基于离散扩散模型的序列到序列文本生成方法

doi:10.3778/j.issn.1673-9418.2405063

摘要/Abstract

摘要： 扩散语言模型是目前非自回归模型中最具潜力的语言模型，有望取代饱受推理速度缓慢问题拖累的自回归语言模型，实现高效且无损于质量的文本生成。文本摘要生成、机器翻译、对话生成等序列到序列的生成任务是扩散语言模型经常遇到的实际应用场景，如何更好更快地实现序列到序列的文本生成一直是自然语言处理领域的研究重点。为了实现上述目标，通过推导离散扩散模型训练目标的上界简化了扩散模型的训练过程，随后引入并改造了条件掩码语言模型的遮掩-预测解码策略作为扩散模型的推理算法，提升了模型的生成质量。为了进一步提升离散扩散模型在推理的前几轮生成文本的质量，还提出了正弦噪音调度，相比于原来的线性噪音调度，时间步中高噪音区间变得更大了，模型将更专注于学习如何从高噪音数据中恢复数据，从而提升在推理的前几轮中生成文本的质量。受到课程学习策略的启发，设计了新的时间步采样分布，通过操纵时间步的采样实现由易到难的学习。在公开数据集上的实验表明，提出的方法能有效提升模型的性能，在WMT16 EN-RO数据集上，扩散模型仅用自回归基线一半的推理时间，就能推理出相同生成质量的文本。

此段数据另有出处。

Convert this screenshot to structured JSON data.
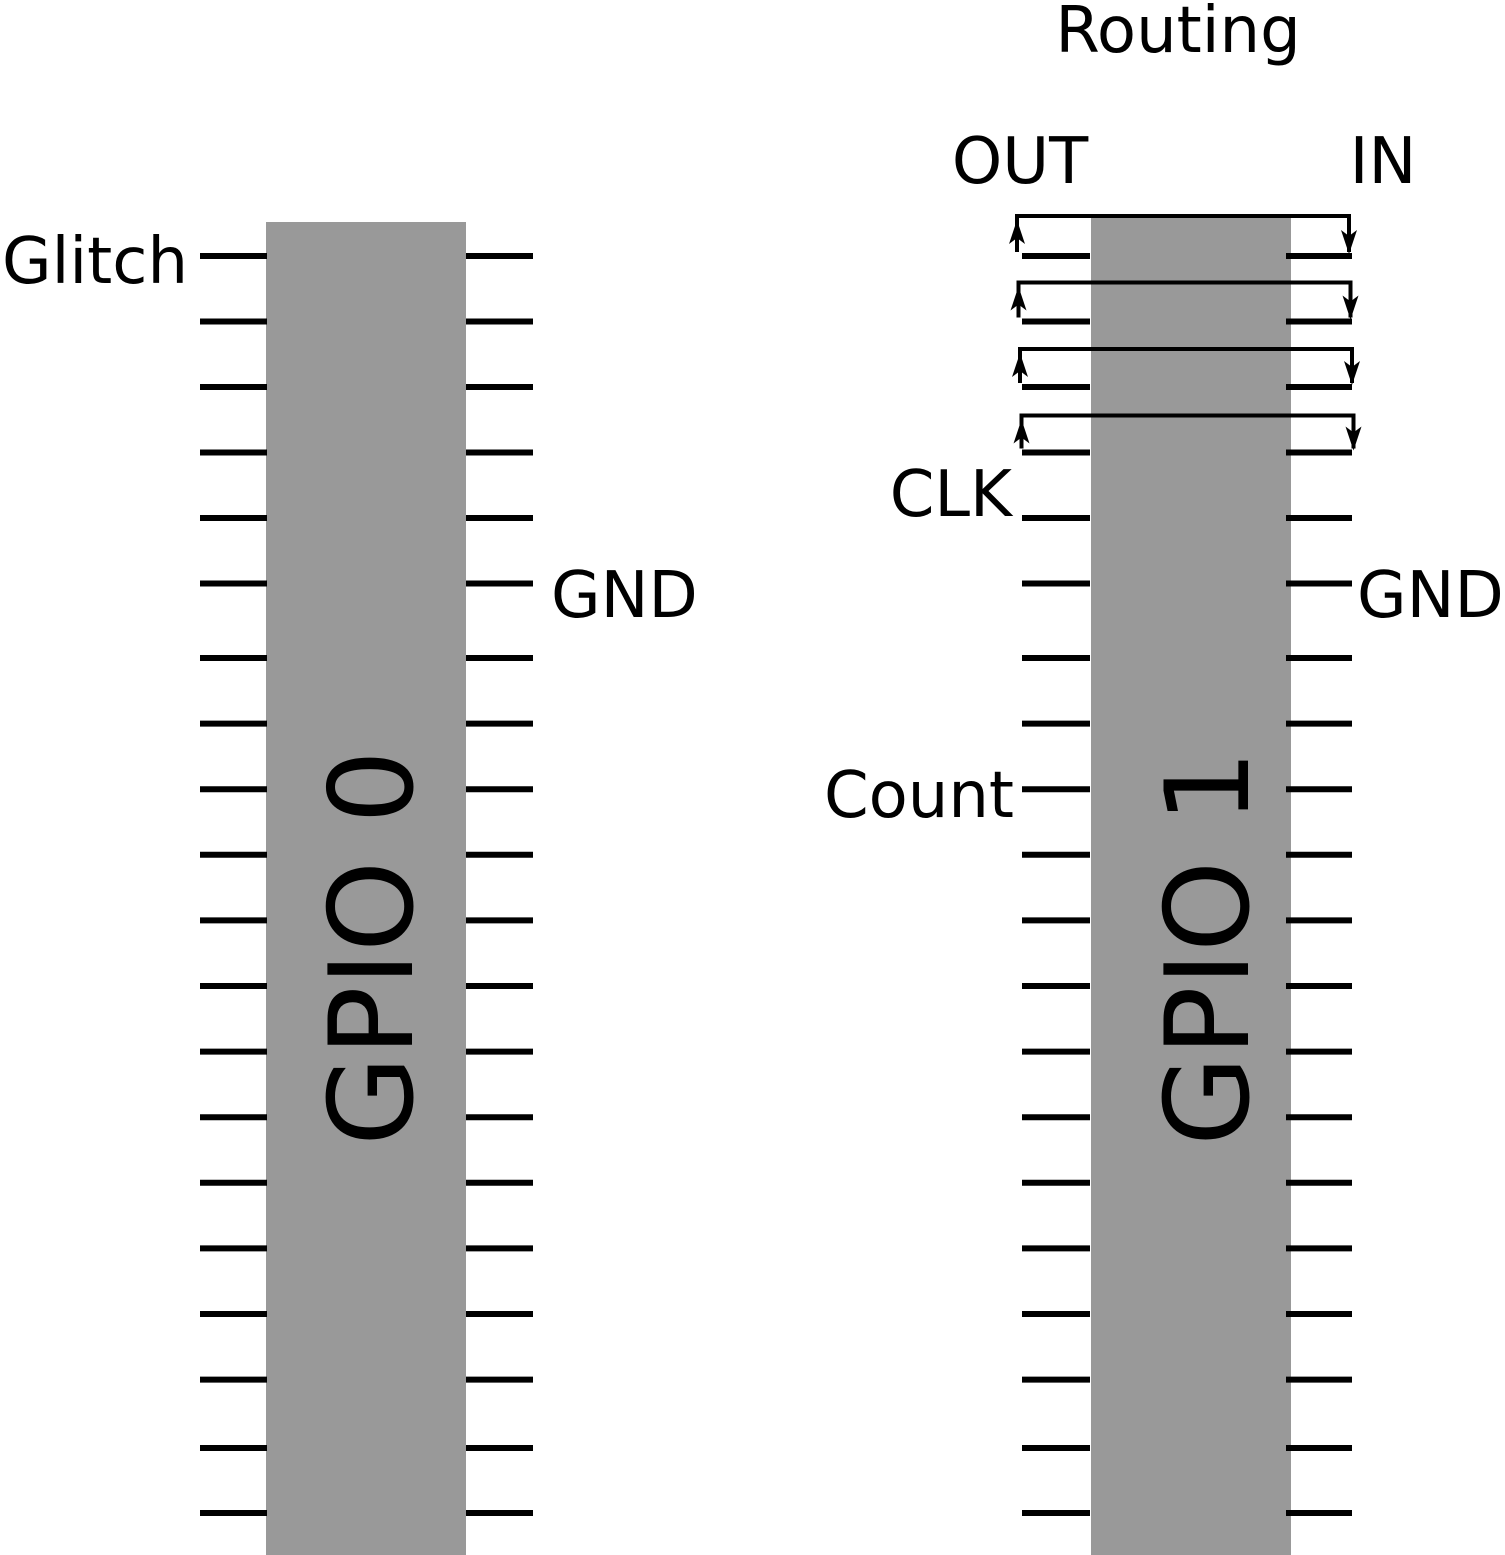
{
  "diagram": {
    "routing_title": "Routing",
    "out_label": "OUT",
    "in_label": "IN",
    "chips": [
      {
        "name": "GPIO 0",
        "left_pin_labels": {
          "glitch": "Glitch"
        },
        "right_pin_labels": {
          "gnd": "GND"
        }
      },
      {
        "name": "GPIO 1",
        "left_pin_labels": {
          "clk": "CLK",
          "count": "Count"
        },
        "right_pin_labels": {
          "gnd": "GND"
        }
      }
    ],
    "pins_per_side": 20,
    "routed_pin_pairs": 4,
    "colors": {
      "chip_body": "#999999",
      "pin": "#000000",
      "text": "#000000",
      "background": "#ffffff"
    }
  }
}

关键词: 扩散模型, 语言模型, 文本生成, 序列到序列, 非自回归模型

Abstract: Diffusion language models are currently the most promising language models among non-autoregressive models, and are expected to replace autoregressive language models, which suffer from slow inference speed, to achieve efficient and quality-preserving text generation. Sequence-to-sequence （Seq2Seq） text generation is a common scenario encountered in practical applications of diffusion language models, including text summarization generation, machine translation, dialogue generation, etc. Achieving high-quality Seq2Seq text generation with low latency remains a persistent challenge in the field of natural language processing. To this end, this paper simplifies the training process of the discrete diffusion model by deriving an upper bound on the training objective, and subsequently introduces and modifies the mask-and-predict decoding strategy from the conditional mask language model as the inference algorithm of the diffusion model. In order to further improve the quality of generated text in the first few rounds of inference for discrete diffusion models, this paper also proposes a sinusoidal noise schedule. Compared with the original linear noise schedule, the high noise interval in time steps becomes larger, and the model will focus more on learning how to recover data from high noise data that are common encountered by the model in the first few rounds of inference. Inspired by curriculum learning strategies, this paper also designs a new sampling distribution for time steps to achieve an easy-to-hard learning strategy. Experiments on public datasets show that the proposed method can effectively improve model performance. On the WMT16 EN-RO dataset, the diffusion model achieves comparable generation quality to the autoregressive baseline in only half the inference time.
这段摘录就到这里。